Failure to keep people living with HIV engaged in life-long care and treatment has serious implications for individual and population-level health. Nested within a four-province study of HIV care and treatment outcomes, we explored the dynamic role of social and service-related factors influencing retention in HIV care in Zambia.
From a stratified random sample of 31 facilities, eight clinics were selected, one urban and one rural from each province. Across these sites we conducted a total of 69 in-depth interviews, including with patients (including pregnant women) engaged in-care (n = 28), disengaged from care (n = 15), engaged facility transferee (n = 12), and friends/family of deceased patients (n = 14). At the same sites we conducted 24 focus group discussions with a total of 192 lay and professional healthcare workers (HCWs). Two-day observations in each of the eight facilities helped triangulate data on operational context, provider relations and patient-provider interactions. We ordered and analysed data using an adapted version of Ewart’s Social Action Theory.
Three overarching findings emerged. First, the experience of living with HIV and engaging in HIV care in Zambia is a social, not individual experience, influenced by social and gendered norms and life goals including financial stability, raising family and living stigma-free. Second, patients and their networks act collectively to negotiate and navigate HIV care. Anticipated responses from social network influenced patients’ willingness to engage in care, while emotional and material support from those networks influenced individuals’ capacity to remain in HIV care. Lastly, health system factors were most influential where they facilitated or undermined peoples’ collective approach to health service use. Participants living with HIV reported facilitation of both their initial and continued engagement in care where services involved social networks, such as during couples testing and community outreach. Conversely, service features that were poorly aligned with respondents’ social reality (e.g. workplace obligations) hindered long-term engagement.

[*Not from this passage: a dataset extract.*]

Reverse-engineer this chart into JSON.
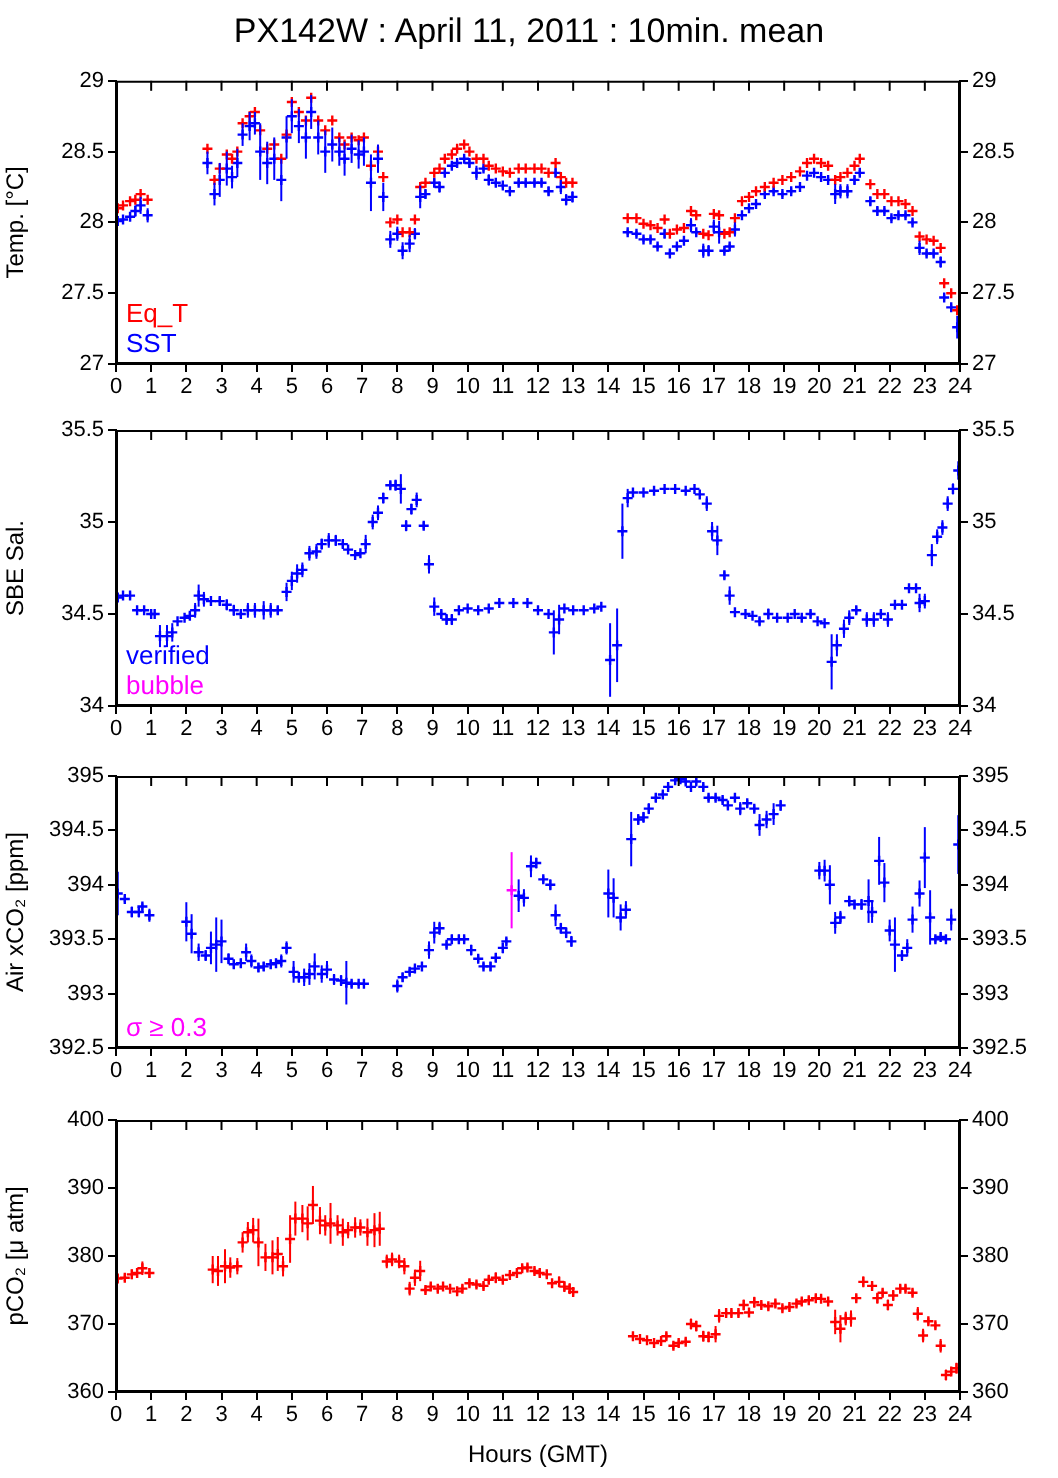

This study moves beyond listing barriers or socio-ecological groupings, to explain how social and health systems interact to produce HIV care outcomes. Our findings challenge the implicit assumption of individual agency underpinning many retention studies to highlight the social nature of illness and healthcare utilization for HIV in Zambia. This understanding of collective action for accessing and remaining in HIV care should underpin future efforts to revise and reform HIV and potentially other chronic service models and systems.